Fleur de Cerisier

1K 45 2
                                    

Hinata senang menggambar.

Dia senang membayangkan dirinya menjadi seorang putri dan seorang pangeran datang menjemputnya dengan kereta mewah, kuda yang menariknya memiliki warna seputih salju di musim dingin.

Hinata selalu mewarnai mata sang putri dalam gambarnya dengan warna salju dan rambutnya dengan warna ungu kebiruan. Sementara sang pangeran akan memiliki rambut berwarna merah menyala seperti api. Sementara matanya…

Hinata selalu membuatnya menunduk. Setiap orang mencelanya dengan mengatakan pangeran pemalu itu membosankan.

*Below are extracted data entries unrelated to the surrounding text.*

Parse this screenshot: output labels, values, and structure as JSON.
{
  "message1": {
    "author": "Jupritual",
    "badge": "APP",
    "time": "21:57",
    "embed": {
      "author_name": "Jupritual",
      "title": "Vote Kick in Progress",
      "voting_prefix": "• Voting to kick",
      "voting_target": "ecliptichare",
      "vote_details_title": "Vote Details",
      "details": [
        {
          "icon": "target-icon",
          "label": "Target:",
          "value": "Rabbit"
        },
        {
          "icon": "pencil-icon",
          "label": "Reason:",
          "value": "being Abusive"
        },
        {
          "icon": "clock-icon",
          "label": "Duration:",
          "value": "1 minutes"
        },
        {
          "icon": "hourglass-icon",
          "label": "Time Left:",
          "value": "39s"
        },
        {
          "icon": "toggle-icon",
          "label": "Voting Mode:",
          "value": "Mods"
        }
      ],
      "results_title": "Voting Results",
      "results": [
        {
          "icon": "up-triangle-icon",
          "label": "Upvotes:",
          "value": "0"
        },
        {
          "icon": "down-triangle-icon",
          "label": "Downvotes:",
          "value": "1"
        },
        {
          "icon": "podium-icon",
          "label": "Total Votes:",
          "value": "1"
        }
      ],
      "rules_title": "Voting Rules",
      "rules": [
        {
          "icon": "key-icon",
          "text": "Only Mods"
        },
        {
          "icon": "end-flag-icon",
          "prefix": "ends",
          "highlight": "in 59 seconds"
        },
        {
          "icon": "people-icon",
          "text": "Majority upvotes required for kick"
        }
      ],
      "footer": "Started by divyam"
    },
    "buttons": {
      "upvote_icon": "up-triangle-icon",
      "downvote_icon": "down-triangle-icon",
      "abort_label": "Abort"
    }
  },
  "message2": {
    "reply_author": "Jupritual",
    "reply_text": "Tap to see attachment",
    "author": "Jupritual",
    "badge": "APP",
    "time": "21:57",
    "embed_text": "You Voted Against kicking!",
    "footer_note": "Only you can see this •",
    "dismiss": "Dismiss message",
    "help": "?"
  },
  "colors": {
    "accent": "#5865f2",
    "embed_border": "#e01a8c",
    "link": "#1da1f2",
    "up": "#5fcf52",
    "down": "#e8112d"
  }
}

Hanya saja mereka tak tahu apa yang dipirkan Hinata.

Gadis indigo itu menunduk.

Andai saja ia mengingat warna mata pangerannya, tentulah segalanya akan lebih mudah baginya.

.

…*…

.

Naruto belongs to Masashi Kishimoto

Saya tidak menerima keuntungan berupa material apapun dari pembuatan fanfiction ini.

Warning: OOC, Modern!AU, Typo(s), etc

Kesalahan data sangat mungkin terjadi akibat kurangnya materi yang membahas setting dan detail mengenai kehidupan seorang model. Nama brand hanya imajinasi semata, kalau ada kesamaan dengan brand dunia nyata, hanya kebetulan semata.

.

…*…

.

Neji tengah membaca ulang dokumen perusahaan keluarga saat sebuah pesan singkat masuk ke handphone-nya. Nama Haruno Sakura dengan foto selfie seorang gadis merah muda terpampang indah di layar. Setengah merutuki diri, mengapa dia mau-maunya meminjamkan handphone-nya pada sang gadis amazon, Neji membuka pesan tersebut.

Neji, kau mau menjadi sepupuku tidak?

Mengernyitkan alis. Seratus persen tidak paham. Neji memasukkan kembali handphone-nya ke dalam saku. Menebak-nebak permainan apalagi yang tengah dilakoni oleh model muda sekaligus temannya sejak SMA itu.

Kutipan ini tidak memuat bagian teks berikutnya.